Polymorphism is hard



  • Today I spent several hours trying to figure out why the hardware IO wasn't functioning as I expected under certain conditions in our 'inherited' project. In particular, several indicators on the simulated vehicle dashes were not flashing like they should. They would come on, if told to turn on, but they would not flash when told to flash. It was annoying, as I could put log messages into the code that told them to flash and verify that, yes, it was getting set to 'flash' instead of just 'on'.

    The hardware IO portion of our codebase uses a base 'EventHandler' class, with the various events that drive the hardware having their handlers derived off this class. Fairly standard stuff. The output specific section of the code kept a map of handlers and events, and whenever the event was received, called 'process' on the event handler and passed it the event data. This was working fine.

    However, during the 'update' cycle of the output manager, it also walked all the event handlers and called, 'handleFlashing'. This was supposed to do whatever voodoo needed to happen in order to make things flash. In this particular case, it counts the number of updates that have happened since a state change, and once they hit a certain level, invert the state (this is not time based, but frame based, which is another WTF in of it's own). For some reason the function and variable used to control how often the flip/flop occurs is called, 'hertz', implying that a value of '1' would be 1hz, meaning it'd change states ever second. This isn't the case, but that's a completely different WTF.

    No, the true fun comes in my 'modern' approach to calling this 'handleFlashing' method.

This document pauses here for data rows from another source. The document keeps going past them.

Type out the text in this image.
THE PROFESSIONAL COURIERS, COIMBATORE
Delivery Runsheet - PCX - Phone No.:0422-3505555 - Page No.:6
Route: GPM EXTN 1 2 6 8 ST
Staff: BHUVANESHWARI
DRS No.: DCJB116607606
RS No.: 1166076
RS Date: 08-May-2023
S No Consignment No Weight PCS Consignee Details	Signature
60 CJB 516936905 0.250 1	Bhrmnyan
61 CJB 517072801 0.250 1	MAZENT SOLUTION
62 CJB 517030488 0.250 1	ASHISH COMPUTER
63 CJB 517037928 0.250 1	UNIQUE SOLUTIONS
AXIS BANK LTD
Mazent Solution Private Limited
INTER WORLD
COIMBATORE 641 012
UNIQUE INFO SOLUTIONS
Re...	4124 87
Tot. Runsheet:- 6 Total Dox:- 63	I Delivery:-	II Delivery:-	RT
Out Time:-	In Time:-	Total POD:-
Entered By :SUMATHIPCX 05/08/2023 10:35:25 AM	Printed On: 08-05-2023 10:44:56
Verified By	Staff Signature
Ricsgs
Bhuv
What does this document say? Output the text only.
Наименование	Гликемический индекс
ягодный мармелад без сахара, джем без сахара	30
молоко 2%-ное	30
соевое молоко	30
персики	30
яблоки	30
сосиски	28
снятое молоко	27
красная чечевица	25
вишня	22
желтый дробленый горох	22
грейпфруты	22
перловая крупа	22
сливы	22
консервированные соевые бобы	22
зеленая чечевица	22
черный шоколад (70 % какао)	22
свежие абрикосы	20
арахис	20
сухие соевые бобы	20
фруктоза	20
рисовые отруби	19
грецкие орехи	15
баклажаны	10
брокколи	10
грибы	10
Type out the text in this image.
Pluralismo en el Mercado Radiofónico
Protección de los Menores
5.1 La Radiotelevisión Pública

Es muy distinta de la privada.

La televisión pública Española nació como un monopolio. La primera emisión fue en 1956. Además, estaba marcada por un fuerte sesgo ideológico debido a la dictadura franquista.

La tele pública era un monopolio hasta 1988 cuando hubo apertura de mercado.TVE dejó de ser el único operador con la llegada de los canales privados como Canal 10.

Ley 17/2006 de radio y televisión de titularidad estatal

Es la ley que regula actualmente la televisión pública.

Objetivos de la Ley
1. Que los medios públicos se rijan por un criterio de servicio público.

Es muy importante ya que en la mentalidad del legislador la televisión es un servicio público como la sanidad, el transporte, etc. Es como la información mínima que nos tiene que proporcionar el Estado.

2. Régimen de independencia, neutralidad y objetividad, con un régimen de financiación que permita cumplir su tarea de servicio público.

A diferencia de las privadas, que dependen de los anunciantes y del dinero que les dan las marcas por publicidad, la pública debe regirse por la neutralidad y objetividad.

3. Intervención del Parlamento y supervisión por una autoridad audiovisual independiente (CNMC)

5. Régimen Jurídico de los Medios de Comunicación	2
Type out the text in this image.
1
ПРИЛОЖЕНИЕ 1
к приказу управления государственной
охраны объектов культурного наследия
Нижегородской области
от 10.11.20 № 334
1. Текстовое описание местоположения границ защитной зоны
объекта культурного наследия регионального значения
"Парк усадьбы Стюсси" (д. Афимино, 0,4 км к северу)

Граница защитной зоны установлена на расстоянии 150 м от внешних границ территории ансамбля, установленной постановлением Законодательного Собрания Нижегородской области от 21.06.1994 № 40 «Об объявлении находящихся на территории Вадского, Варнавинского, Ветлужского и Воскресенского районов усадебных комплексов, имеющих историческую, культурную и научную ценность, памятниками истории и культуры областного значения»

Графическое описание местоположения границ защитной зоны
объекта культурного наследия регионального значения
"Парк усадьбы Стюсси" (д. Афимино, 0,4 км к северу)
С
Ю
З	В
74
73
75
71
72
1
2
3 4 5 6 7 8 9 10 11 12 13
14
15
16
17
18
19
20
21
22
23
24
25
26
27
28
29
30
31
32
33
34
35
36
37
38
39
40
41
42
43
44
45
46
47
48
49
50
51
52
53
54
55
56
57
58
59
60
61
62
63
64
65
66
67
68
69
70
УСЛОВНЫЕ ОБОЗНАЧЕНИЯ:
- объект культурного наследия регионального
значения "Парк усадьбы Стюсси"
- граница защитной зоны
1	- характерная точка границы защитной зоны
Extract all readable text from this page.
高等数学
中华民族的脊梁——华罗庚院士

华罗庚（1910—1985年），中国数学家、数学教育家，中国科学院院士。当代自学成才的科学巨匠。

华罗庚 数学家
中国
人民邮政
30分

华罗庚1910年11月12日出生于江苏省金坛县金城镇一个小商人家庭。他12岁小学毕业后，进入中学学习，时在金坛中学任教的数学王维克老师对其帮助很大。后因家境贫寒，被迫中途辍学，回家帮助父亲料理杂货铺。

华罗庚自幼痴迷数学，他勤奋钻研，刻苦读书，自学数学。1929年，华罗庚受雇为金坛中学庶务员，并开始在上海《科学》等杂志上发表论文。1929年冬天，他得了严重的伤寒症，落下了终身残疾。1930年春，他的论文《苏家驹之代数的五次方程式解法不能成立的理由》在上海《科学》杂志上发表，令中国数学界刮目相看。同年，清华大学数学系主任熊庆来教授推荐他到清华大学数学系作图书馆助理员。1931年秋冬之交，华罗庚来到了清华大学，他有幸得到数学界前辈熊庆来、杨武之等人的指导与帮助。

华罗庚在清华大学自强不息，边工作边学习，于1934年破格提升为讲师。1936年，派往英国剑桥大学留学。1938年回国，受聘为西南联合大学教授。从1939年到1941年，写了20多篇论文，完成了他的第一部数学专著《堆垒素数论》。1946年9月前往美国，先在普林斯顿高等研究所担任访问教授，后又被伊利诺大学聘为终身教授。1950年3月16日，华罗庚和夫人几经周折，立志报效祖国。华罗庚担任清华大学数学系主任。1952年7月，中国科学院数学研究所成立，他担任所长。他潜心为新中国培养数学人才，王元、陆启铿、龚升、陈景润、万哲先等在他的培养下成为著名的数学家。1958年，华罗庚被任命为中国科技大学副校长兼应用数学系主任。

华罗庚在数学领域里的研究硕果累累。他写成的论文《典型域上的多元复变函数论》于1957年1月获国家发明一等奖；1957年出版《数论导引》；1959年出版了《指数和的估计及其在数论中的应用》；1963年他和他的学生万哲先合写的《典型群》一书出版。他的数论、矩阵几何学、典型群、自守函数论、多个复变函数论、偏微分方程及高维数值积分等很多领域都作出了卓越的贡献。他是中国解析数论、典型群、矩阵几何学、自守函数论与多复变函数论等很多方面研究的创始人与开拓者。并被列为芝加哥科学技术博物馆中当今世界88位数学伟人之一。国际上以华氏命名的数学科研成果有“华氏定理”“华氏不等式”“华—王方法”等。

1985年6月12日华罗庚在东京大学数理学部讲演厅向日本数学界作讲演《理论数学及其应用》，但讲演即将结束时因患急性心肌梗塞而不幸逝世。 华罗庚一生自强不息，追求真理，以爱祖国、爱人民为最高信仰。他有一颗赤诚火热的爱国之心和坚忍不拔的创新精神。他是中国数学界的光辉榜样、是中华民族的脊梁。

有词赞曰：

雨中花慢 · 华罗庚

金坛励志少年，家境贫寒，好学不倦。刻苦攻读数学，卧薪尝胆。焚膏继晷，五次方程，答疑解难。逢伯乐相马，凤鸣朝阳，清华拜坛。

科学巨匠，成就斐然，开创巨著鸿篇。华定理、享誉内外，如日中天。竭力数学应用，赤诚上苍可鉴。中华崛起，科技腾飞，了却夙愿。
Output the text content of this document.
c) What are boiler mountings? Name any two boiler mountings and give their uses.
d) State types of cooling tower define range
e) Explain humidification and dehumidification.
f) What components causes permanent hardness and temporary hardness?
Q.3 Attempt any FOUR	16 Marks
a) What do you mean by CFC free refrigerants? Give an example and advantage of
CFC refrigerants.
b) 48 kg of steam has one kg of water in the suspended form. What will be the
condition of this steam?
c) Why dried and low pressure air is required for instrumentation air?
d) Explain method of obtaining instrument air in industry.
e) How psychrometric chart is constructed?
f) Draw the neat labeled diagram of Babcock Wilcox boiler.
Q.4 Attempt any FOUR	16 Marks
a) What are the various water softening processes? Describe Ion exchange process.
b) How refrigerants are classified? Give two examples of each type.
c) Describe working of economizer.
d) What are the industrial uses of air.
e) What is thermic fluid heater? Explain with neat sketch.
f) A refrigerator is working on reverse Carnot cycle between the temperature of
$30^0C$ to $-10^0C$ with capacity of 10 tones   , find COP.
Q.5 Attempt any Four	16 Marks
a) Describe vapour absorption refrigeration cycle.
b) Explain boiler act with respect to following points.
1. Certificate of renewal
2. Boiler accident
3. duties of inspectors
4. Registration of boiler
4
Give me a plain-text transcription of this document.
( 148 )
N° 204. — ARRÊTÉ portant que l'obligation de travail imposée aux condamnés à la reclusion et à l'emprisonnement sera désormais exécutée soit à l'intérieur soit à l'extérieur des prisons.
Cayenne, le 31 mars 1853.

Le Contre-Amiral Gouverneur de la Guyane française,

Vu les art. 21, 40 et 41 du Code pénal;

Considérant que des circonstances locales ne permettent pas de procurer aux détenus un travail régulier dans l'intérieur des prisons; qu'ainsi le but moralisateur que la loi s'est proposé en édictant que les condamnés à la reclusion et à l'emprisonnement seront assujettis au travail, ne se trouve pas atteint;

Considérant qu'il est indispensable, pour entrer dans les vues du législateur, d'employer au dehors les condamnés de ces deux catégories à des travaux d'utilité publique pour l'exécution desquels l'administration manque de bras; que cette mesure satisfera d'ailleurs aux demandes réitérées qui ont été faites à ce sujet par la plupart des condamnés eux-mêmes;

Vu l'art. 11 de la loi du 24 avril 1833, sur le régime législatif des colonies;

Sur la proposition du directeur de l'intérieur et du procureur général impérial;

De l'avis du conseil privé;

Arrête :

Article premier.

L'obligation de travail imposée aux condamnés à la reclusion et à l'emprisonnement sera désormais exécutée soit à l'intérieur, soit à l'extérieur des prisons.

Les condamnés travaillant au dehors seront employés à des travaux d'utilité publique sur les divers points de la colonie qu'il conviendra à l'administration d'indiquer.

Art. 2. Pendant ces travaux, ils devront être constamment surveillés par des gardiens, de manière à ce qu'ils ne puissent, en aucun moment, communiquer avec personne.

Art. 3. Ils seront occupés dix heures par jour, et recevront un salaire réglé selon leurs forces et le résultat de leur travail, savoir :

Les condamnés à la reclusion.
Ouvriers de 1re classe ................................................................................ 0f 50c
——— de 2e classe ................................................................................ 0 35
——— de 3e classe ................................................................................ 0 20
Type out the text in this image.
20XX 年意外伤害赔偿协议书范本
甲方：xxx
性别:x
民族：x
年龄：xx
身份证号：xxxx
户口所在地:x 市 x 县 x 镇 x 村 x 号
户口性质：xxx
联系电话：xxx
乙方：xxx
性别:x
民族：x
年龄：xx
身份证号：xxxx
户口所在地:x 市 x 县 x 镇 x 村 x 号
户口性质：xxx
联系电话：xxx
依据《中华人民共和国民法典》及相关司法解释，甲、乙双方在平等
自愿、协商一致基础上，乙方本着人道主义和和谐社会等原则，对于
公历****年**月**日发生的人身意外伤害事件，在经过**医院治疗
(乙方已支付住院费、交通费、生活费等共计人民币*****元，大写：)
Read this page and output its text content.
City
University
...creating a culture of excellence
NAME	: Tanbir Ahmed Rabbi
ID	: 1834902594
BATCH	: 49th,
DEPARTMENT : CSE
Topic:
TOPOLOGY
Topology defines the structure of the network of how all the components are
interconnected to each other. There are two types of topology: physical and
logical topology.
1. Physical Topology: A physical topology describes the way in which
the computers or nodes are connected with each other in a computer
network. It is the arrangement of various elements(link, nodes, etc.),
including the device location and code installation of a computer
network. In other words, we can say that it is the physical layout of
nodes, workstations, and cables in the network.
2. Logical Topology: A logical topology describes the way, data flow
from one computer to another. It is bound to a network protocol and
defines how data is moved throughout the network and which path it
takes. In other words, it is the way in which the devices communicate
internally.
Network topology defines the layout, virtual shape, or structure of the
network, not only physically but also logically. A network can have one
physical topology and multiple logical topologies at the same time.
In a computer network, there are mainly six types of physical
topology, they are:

Instead of a whole mess (say, 20-30, one for each event that drives outputs) of:

    ((IndicatorPanelEventHandler*)evntHandlers[EVT_INDICATOR_PANEL])->handleFlashing();

    I did...

    EventHandlerMapIter iter = evntHandlers.begin()
    while (iter != evntHandlers.end())
    {
    iter->second->handleFlashing();
    ++iter;
    }

    And it didn't work. Sadly, I didn't even think to check that the 'handleFlashing' was being called, as it surely was, right?

    Nope. For some reason, nothing in the base EventHandler class is virtual. NOTHING. I was calling an empty function that existed in the base class, and expecting it to do something. I have since rectified this oversight (who makes a base class and doesn't make any functions virtual?), and now lights should be flashing merrily away.

    Still.

    Makes one wonder.

    Also makes one want to drink. Thankfully there is a fridge full of beer at home, just waiting for me to get out of here. Which, sadly, won't be for a few more hours as I need to actually test this on hardware, and we're (software) only allowed to touch the dev hardware outside of core business hours (so before 8am, or after 6pm).


  • Discourse touched me in a no-no place

    @CodeNinja said:

    who makes a base class and doesn't make any functions virtual?

    But… but… but virtual functions are slow?!


  • Discourse touched me in a no-no place

    @CodeNinja said:

    For some reason, nothing in the base EventHandler class is virtual. NOTHING.

    Frankly, that's pretty funny (for an outside observer. I agree it's a total WTF to the person it bites.)


  • ♿ (Parody)

    My next step would be to look at what else that guy checked in. He sounds like the type who would create an enum for the various subclasses and use that in switch statements in order to cast to the right class and call the right methods.



  • @boomzilla said:

    My next step would be to look at what else that guy checked in. He sounds like the type who would create an enum for the various subclasses and use that in switch statements in order to cast to the right class and call the right methods.

    Sadly, it's old code. I'm not sure how old, exactly, but way before our company was put in charge of it. Probably created back in the 90s.

    Um... that switch / cast scheme does exist in here. I've seen it. Pretty much every event handler function takes an enumerated event type and a void pointer, which is then cast into the data structure for that event... or one that's close, at least. There are a couple of places where they cast the void pointer into a similar structure. Similar in that the first variable type is the same, and that's all they want, so they shove a bunch of possible events into one structure type and gods help you if someone changed something. 😢



  • @CodeNinja said:

    Um... that switch / cast scheme does exist in here. I've seen it. Pretty much every event handler function takes an enumerated event type and a void pointer, which is then cast into the data structure for that event... or one that's close, at least.

    Reminds me of btRigidBody::upcast().

    static const btRigidBody* upcast(const btCollisionObject* colObj)
           {
                  if (colObj->getInternalType()&btCollisionObject::CO_RIGID_BODY)
                            return (const btRigidBody*)colObj;
                  return 0;
           }
    

    You used to be able to dynamic_cast from btCollisionObject to btRigidBody in earlier versions, but now you get a compiler error if you try. In their defense, they're writing a real-time physics library, so vtable lookups might be too expensive to their taste.